Гранатовый дом — страница 35 из 49

— Бежал, — повторил Стеклов, — ранив одного из наших сотрудников. Помнишь банду в Бурлачьей Балке, из-за которой ты еще переживал так сильно? Выяснилось, что среди членов этой банды был Анатолий.

— Застрелиться и не встать! — только и прокомментировал Емельянов, залпом выпив стакан вина.

— Нун арестован не был. Сначала появилась информация, что его застрелили. По словам бандитов, был застрелен некий Толик. Но позже выяснилось, что убитый — уголовник Толян-Жмых, неоднократно судимый. А вот Анатолий Нун исчез в неизвестном направлении. Ты представить себе не можешь, как я его искал!

— Да уж представляю, — хмыкнул Емельянов.

— Обыскал все тюрьмы, влез даже в секретные тюрьмы и спецприемники КГБ. Нигде не было никакого следа! Я ничего не нашел. Он как в воду канул, растворился.

— Может, живет где-то под другими документами? — предположил Константин.

— Может. Но как найти его в таком случае, если по поддельным документам он залег на дно?

— Ну и ну… — Емельянову было понятно расстройство его друга. Так искать человека было все равно что иголку в стогу сена.

— Сегодня я сообщил Розе, что ничего не нашел, что следы Анатолия потеряны. С ней случилась истерика. Я не мог ее успокоить. Она сказала, что ей надо побыть в одиночестве, прийти в себя, и ушла домой, — мрачно закончил свой рассказ Стеклов.

— Что теперь делать? — нахмурился Емельянов. — Я могу чем-нибудь помочь?
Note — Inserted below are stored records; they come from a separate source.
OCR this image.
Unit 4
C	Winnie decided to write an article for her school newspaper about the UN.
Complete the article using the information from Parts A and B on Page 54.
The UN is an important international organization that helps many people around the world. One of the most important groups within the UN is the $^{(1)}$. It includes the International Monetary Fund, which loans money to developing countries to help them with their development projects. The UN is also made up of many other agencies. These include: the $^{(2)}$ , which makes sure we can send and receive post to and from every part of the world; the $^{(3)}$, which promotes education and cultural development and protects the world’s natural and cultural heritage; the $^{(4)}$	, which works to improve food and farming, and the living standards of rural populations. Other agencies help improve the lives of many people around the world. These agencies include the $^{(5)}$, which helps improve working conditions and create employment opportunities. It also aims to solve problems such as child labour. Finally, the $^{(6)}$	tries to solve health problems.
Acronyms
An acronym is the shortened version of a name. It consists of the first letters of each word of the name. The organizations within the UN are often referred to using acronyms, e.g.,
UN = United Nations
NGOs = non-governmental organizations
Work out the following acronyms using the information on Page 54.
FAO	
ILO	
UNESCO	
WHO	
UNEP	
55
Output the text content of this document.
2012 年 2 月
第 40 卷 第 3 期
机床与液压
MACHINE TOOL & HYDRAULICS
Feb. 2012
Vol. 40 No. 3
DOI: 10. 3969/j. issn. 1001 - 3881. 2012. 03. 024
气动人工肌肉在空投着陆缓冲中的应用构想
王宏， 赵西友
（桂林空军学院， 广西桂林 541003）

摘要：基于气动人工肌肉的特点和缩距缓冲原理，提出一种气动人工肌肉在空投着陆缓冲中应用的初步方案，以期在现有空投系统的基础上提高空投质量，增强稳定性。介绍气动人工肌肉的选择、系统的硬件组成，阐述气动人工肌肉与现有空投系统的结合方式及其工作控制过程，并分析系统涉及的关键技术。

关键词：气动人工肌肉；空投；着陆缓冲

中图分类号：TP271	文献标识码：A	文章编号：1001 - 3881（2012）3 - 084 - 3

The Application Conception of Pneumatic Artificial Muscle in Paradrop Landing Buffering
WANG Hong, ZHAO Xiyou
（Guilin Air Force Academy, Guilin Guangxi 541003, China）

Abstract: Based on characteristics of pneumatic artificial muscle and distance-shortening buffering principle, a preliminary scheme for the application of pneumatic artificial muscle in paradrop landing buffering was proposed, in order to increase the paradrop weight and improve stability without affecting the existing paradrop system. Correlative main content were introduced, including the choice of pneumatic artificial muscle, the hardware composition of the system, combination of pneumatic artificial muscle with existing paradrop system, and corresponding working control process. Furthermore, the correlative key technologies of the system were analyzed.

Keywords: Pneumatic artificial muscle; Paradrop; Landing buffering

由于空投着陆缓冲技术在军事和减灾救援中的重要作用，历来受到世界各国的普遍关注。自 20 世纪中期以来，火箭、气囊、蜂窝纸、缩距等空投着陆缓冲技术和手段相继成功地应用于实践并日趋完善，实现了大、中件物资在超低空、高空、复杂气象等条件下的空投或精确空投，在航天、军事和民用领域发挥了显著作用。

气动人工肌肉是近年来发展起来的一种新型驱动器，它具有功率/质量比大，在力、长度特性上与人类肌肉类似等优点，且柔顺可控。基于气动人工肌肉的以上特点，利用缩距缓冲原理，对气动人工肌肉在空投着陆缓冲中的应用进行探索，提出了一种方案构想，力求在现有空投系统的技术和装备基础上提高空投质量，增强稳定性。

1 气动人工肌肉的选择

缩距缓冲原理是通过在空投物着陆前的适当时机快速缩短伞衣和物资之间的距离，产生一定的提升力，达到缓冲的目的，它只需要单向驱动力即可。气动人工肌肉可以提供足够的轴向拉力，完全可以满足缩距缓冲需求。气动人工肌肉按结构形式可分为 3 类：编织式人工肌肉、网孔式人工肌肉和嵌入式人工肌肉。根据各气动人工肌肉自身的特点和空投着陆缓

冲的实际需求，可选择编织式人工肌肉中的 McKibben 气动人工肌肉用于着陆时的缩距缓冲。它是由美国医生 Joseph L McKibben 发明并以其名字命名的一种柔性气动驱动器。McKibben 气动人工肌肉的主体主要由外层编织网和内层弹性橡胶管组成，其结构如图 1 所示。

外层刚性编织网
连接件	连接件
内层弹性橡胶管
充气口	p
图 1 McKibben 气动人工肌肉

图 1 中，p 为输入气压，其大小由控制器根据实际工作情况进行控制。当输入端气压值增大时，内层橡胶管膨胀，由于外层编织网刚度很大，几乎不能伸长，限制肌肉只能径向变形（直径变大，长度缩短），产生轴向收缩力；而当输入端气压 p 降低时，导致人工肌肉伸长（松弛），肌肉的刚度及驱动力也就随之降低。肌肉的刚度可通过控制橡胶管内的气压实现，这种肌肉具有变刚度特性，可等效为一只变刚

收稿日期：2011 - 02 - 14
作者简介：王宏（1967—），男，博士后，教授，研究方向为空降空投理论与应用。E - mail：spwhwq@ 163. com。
— Поможешь, если случайно к тебе попадет какая-нибудь информация. Я все равно буду его искать и найду! — В сердцах Андрей стукнул по столу кулаком. — Люди не исчезают бесследно.

Сам того не зная, Стеклов повторил собственную фразу Константина.

Они помолчали. И тут Андрей остро взглянул на Емельянова, и тот вспомнил, зачем пришел. Как всегда, Стеклов отлично умел прочитывать все мысли на его лице.

— Говори, — просто сказал он.

И Константин начал. Он стал рассказывать историю пропавшего режиссера, и сам даже не заметил, как заговорил с самого начала, вспомнив о Кашалоте, и о его жене, и об Але, и обо всем остальном.

Стеклов слушал не перебивая.

— В том, что этот режиссер арестован нашим ведомством, я даже не сомневаюсь, — сказал он наконец. — Это я выясню достаточно просто. Другой вопрос: за что? Интересно, о чем он писал в своем пропавшем сценарии, если его за это арестовали?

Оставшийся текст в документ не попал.